Page:Ivoi - Jud Allan, roi des gamins.djvu/141

La bibliothèque libre.
Le texte de cette page a été corrigé et est conforme au fac-similé.

Il eut un geste rageur, et d’un ton plus impérieux :

— Je te dis que voici ta fille Lilian. Je veux que tu me croies.

Les traits convulsés de la démente s’apaisèrent sous les regards de son interlocuteur. Une morne indifférence succéda à son agitation.

— Celle-ci est ta fille, répéta Jemkins pour la troisième fois.

Alors, d’une voix sourde, comme lointaine, la veuve murmura :

— Oui, oui, celle-ci est ma fille Lilian.

— Mère, supplia Linérès dans un sanglot.

— Ne la presseras-tu pas dans tes bras, continua le milliardaire, ne lui donneras-tu pas le baiser maternel dont si longtemps elle fut sevrée ?

Docilement la démente ouvrit ses bras, et paisiblement :

— Je lui tends les bras ; je lui donnerai le baiser qu’elle réclame.

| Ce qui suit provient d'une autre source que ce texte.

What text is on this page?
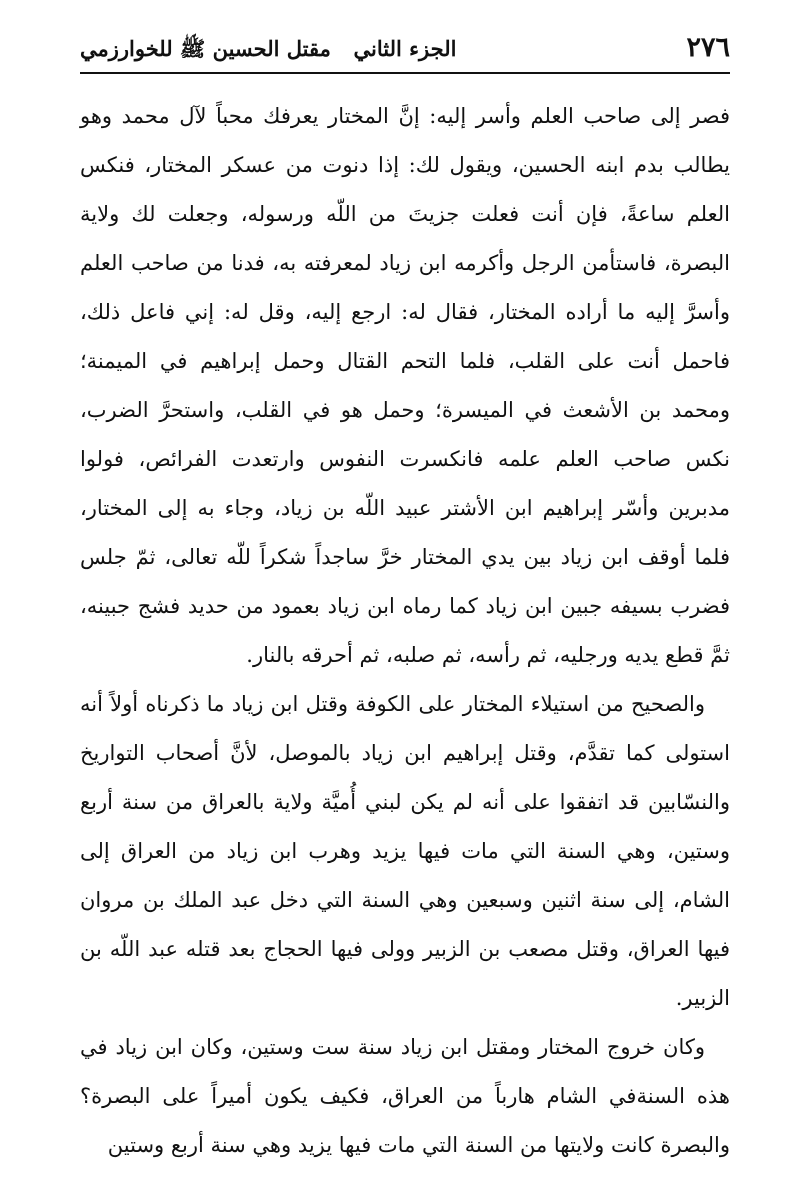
٢٧٦
الجزء الثاني
مقتل الحسين ﷺ للخوارزمي

فصر إلى صاحب العلم وأسر إليه: إنَّ المختار يعرفك محباً لآل محمد وهو يطالب بدم ابنه الحسين، ويقول لك: إذا دنوت من عسكر المختار، فنكس العلم ساعةً، فإن أنت فعلت جزيتَ من اللّه ورسوله، وجعلت لك ولاية البصرة، فاستأمن الرجل وأكرمه ابن زياد لمعرفته به، فدنا من صاحب العلم وأسرَّ إليه ما أراده المختار، فقال له: ارجع إليه، وقل له: إني فاعل ذلك، فاحمل أنت على القلب، فلما التحم القتال وحمل إبراهيم في الميمنة؛ ومحمد بن الأشعث في الميسرة؛ وحمل هو في القلب، واستحرَّ الضرب، نكس صاحب العلم علمه فانكسرت النفوس وارتعدت الفرائص، فولوا مدبرين وأسّر إبراهيم ابن الأشتر عبيد اللّه بن زياد، وجاء به إلى المختار، فلما أوقف ابن زياد بين يدي المختار خرَّ ساجداً شكراً للّه تعالى، ثمّ جلس فضرب بسيفه جبين ابن زياد كما رماه ابن زياد بعمود من حديد فشج جبينه، ثمَّ قطع يديه ورجليه، ثم رأسه، ثم صلبه، ثم أحرقه بالنار.

والصحيح من استيلاء المختار على الكوفة وقتل ابن زياد ما ذكرناه أولاً أنه استولى كما تقدَّم، وقتل إبراهيم ابن زياد بالموصل، لأنَّ أصحاب التواريخ والنسّابين قد اتفقوا على أنه لم يكن لبني أُميَّة ولاية بالعراق من سنة أربع وستين، وهي السنة التي مات فيها يزيد وهرب ابن زياد من العراق إلى الشام، إلى سنة اثنين وسبعين وهي السنة التي دخل عبد الملك بن مروان فيها العراق، وقتل مصعب بن الزبير وولى فيها الحجاج بعد قتله عبد اللّه بن الزبير.

وكان خروج المختار ومقتل ابن زياد سنة ست وستين، وكان ابن زياد في هذه السنةفي الشام هارباً من العراق، فكيف يكون أميراً على البصرة؟ والبصرة كانت ولايتها من السنة التي مات فيها يزيد وهي سنة أربع وستين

Ah ! ce ton monocorde, sans vibration, qui paraissait émis par une créature absente, était bien loin de ce cri de joie délirante que Linérès avait attendu depuis son départ de France.

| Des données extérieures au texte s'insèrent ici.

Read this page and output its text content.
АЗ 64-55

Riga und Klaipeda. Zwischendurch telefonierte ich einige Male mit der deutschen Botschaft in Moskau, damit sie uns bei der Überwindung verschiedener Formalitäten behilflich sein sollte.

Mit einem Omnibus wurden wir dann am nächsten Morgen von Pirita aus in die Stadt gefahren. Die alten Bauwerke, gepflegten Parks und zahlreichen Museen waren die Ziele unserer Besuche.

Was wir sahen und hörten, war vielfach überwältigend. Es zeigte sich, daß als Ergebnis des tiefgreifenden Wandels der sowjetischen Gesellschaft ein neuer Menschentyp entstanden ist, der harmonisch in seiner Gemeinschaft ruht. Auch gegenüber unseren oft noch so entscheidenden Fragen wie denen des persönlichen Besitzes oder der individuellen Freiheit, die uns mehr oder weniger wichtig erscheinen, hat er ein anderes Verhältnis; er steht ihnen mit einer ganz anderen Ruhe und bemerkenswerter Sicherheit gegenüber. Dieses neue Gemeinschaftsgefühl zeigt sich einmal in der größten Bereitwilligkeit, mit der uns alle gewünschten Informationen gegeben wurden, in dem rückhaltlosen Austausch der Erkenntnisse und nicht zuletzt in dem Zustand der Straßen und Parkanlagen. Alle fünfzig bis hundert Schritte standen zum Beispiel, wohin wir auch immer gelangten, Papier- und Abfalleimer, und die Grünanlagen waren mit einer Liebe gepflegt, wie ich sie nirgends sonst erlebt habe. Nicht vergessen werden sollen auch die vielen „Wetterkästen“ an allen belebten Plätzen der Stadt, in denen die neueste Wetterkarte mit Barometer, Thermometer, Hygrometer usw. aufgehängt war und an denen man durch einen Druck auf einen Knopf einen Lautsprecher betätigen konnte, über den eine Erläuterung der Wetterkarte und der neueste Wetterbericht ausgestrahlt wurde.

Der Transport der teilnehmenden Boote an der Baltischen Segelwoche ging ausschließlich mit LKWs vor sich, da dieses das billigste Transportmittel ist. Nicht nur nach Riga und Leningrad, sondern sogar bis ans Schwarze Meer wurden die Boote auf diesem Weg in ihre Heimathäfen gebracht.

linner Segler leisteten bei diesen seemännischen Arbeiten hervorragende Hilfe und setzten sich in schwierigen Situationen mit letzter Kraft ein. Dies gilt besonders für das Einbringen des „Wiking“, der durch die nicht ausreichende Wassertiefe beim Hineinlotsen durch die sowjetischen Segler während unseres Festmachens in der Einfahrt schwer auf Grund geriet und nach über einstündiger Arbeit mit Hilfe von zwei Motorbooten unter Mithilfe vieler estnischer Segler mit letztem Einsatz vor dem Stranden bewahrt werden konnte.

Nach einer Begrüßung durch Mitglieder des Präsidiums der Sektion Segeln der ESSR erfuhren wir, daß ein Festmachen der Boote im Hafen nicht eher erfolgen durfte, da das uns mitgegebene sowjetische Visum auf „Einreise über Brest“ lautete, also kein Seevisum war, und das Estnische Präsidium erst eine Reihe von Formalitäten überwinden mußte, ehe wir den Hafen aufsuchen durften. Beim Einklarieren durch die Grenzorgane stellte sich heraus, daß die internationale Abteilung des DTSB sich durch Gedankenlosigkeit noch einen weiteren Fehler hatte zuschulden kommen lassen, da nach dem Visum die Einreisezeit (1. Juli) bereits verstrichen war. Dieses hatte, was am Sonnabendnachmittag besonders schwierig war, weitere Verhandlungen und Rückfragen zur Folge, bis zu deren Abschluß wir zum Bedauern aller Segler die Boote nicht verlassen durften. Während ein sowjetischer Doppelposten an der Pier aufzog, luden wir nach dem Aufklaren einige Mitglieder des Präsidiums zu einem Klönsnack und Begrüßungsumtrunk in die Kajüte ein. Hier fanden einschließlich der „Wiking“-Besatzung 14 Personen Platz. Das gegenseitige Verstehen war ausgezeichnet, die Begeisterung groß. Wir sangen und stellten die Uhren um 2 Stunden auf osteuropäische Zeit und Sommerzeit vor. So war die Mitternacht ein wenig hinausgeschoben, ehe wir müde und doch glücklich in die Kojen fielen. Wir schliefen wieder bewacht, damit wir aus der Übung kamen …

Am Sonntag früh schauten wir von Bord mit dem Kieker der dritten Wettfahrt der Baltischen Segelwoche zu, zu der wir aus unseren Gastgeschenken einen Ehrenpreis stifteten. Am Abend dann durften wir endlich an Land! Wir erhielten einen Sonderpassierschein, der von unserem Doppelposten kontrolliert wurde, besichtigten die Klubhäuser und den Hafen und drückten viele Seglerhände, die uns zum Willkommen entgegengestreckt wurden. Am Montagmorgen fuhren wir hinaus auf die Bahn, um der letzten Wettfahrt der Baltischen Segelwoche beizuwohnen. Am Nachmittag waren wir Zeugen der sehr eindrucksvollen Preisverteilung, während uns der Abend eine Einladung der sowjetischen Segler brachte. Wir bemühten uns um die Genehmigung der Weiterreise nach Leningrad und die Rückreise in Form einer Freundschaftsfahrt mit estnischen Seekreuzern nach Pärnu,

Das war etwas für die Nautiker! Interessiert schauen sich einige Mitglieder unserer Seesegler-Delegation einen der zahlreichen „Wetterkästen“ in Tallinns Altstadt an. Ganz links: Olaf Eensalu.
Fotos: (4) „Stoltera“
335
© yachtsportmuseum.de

Au lieu de cette apothéose de tendresse, que rencontrait-elle ?

La froide soumission d’une insensée aux ordres de son gardien habituel.

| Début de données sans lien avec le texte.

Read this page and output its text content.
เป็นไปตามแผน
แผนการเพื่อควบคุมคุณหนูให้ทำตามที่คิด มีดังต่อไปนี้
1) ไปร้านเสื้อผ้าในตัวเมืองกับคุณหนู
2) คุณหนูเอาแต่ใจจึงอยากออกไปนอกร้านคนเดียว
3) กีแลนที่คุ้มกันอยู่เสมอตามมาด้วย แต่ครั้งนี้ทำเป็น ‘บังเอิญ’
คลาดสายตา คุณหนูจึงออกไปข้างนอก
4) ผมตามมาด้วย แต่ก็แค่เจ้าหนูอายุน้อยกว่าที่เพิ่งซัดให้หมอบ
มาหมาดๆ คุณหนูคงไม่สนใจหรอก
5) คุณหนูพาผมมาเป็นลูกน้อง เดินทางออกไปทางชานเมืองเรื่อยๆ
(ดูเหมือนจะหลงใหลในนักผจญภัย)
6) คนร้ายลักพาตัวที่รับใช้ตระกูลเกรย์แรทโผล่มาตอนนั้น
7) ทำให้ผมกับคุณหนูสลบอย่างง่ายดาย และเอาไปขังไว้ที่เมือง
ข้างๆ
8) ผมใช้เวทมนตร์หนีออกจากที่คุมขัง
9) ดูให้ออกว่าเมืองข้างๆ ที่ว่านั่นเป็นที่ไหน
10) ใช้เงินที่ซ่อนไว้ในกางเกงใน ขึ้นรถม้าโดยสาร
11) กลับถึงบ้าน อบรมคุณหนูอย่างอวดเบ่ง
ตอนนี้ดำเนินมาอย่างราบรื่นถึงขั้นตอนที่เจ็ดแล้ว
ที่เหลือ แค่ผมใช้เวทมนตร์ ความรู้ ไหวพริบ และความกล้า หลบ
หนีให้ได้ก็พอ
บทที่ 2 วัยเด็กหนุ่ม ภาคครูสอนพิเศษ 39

Elle-même en fut comme paralysée. Ce fut avec réserve qu’elle enlaça la veuve, avec désespoir qu’elle sentit s’appuyer sur son front les lèvres indifférentes de la malheureuse femme.

Et Frey murmurant sous forme d’encouragement :

— Elle a tant souffert. Peu à peu, gentille cousine, votre présence réchauffera la pauvre âme engourdie.

Elle gémit si bas que l’Américain ne perçut qu’un vague bourdonnement :

— Une mère ne doit pas se tromper… Ah ! si je n’étais pas sa fille !

Et, chancelante, elle se laissa entraîner hors de la pièce par son fiancé.

Tandis que Frey guidait les jeunes gens vers ces tristesses, les passagers du bateau de Baltimore avaient achevé de débarquer sur le quai de la Septième Rue.

Voitures, commissionnaires, s’en étaient allés pour revenir lors de l’arrivée d’un autre navire.